Roger Corman’s unwitting role in launching Stephen King’s career

If you ever have an hour to spare, consider diving into Roger Corman’s extensive filmography. The legendary producer and director, who passed away in 2024 at the age of 98, worked on over 500 films throughout his remarkable career. As a director, he brought cult classics like The Little Shop of Horrors and House of Usher to life, while his work as a producer delivered a host of low-budget, campy horrors that continue to delight fans of cult cinema to this day.

Corman’s own output only tells half of his story. He will go down in history as a man who gave a leg up to some of the most acclaimed actors and directors to have ever lived. In The Little Shop of Horrors, he cast a young Jack Nicholson years before he would make it big. He produced Boxcar Bertha, one of Martin Scorsese’s earliest films, and he was responsible for the US distribution of films from Federico Fellini, Akira Kurosawa, and many other acclaimed foreign directors.

Another name that Corman helped out earlier in their career was Stephen King, although this assistance came indirectly. Speaking with the New York Times, King remembered his early days as an aspiring novelist. To hone his craft, he would go to the cinema, watch one of Corman’s films, and then adapt it into the written word. He would make enough copies to sell these stories to the kids at his high school, charging a quarter each for the pleasure.

This hustler attitude would come to define King as an adult. The author’s work ethic is legendary, as he’s churned out more legendary horror stories than most people have had hot dinners. Even in his downtime, his short stories have gone on to be adapted into some of the greatest movies ever made, like Stand by Me or The Shawshank Redemption.

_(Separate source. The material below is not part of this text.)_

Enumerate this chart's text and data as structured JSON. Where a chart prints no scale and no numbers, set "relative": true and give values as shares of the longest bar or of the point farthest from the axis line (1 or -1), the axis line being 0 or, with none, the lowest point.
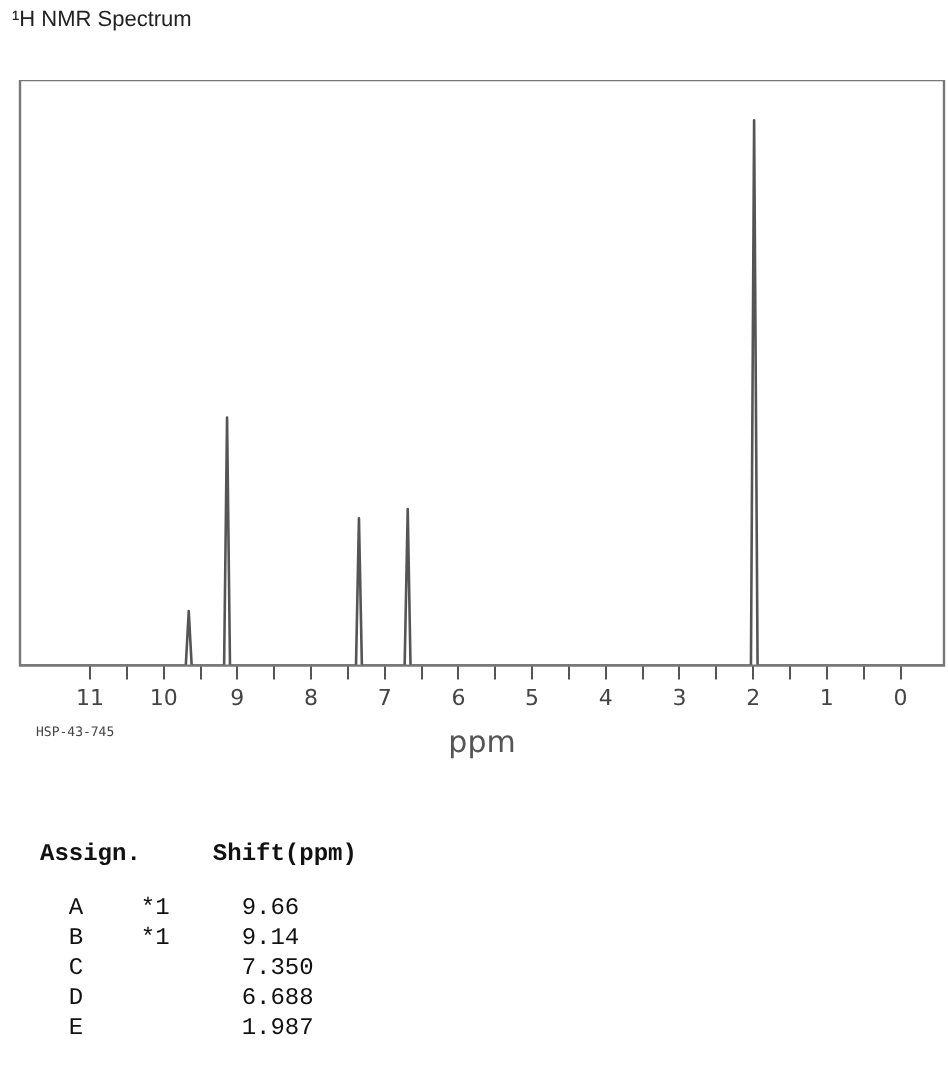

King only said that he was a ‘teenager’ when he started novelising Corman’s films, so we can assume he was doing this in the early 1960s. That means he would have been exposed to the likes of The Raven and The Masque of Red Death, two movies based on the works of Edgar Allen Poe. Corman’s wheelhouse of darkly gothic tales with spectacular monsters maps perfectly across to King’s own output, so it’s clear that those tales he was writing stayed with him long after he’d left the playground.

Maine’s finest has never shied away from his love of Corman’s work. He once singled out the 1963 film Dementia 13 as “a movie that matters” and said it made the likes of Psycho and Night of the Living Dead “look tame”. Dementia 13, which Corman produced, was directed by another future legend that he helped get on the ladder – Francis Ford Coppola. Corman had some money left over from a previous project and, spotting the potential in the young director, offered him the chance to use it to make his own film. It is safe to say that the risk paid off.

In his 1981 non-fiction book Danse Macabre, a meta-commentary on the nature of horror fiction, King referenced another of Corman’s pieces. The Pit and the Pendulum, which the late legend directed, was essential in laying the groundwork for a new breed of horror films beyond the 1960s. If you want to know why, you’ll have to watch it for yourself. Neither Corman nor King would approve of spoilers.